After reading Rick Schwartz’s latest blog post about how Google AdSense closed down his account over minisite content, I had an obvious question: why did Rick pay TENS of THOUSANDS of dollars for 10 minisites?
The term “minisite” was coined as an obvious bait for the domain community, sometime in the past year and a half. It indicates a quick and dirty development of a web site, often with no graphical user interface, with no custom images and with content of dubious quality. Creation of such “mass developed” minisites is aimed at those with a very small budget that want “something” to go live, in order to monetize it via the placement of AdSense ads or ads from other networks.

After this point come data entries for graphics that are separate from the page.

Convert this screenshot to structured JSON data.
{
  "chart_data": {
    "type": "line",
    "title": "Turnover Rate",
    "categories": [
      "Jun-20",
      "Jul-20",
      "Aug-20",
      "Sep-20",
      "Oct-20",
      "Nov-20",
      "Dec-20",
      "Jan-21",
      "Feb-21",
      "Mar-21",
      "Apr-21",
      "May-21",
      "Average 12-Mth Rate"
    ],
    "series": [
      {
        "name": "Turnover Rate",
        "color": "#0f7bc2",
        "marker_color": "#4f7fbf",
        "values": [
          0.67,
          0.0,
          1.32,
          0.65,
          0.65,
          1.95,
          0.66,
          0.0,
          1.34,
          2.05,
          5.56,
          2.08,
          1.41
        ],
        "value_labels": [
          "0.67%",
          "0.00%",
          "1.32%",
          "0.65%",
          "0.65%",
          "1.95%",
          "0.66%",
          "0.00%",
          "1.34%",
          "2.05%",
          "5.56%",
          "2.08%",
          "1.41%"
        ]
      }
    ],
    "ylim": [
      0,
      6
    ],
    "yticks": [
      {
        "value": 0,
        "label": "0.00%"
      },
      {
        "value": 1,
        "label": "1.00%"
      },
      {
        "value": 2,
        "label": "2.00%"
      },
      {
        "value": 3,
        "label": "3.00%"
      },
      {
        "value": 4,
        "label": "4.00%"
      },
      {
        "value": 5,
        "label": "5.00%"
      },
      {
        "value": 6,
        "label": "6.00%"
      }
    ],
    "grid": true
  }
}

There are several such firms that provide development of small web sites, catering to the “minisite” domain gang. Quality of work varies – however, a minisite is a minisite and it does not really qualify as true web development.
With parking revenue dwindling, panicking domainers often opt for the cheapest alternative, not considering long-term results and consequences of pushing out badly executed content. The alternative option would entail the following elements:
- A proper business plan
- A budget
- A development expert
However, all these elements can be addressed, as long as there is proper focus on what one is trying to achieve.
If the need is for short-term cashflow, minisites *might* work – until Google pulls the plug as in Rick’s case. If the need is for long-term revenue from the development of web sites that actually provide content and add value to the Internet community, the answer is simple: full-fledged web development.
So get your paper pads and pens out and start outlining your next project. Big or small, it does not matter. What matters, is quality of work and control over its execution. So hire a true web development professional. Mass developed mini-sites stand no chance.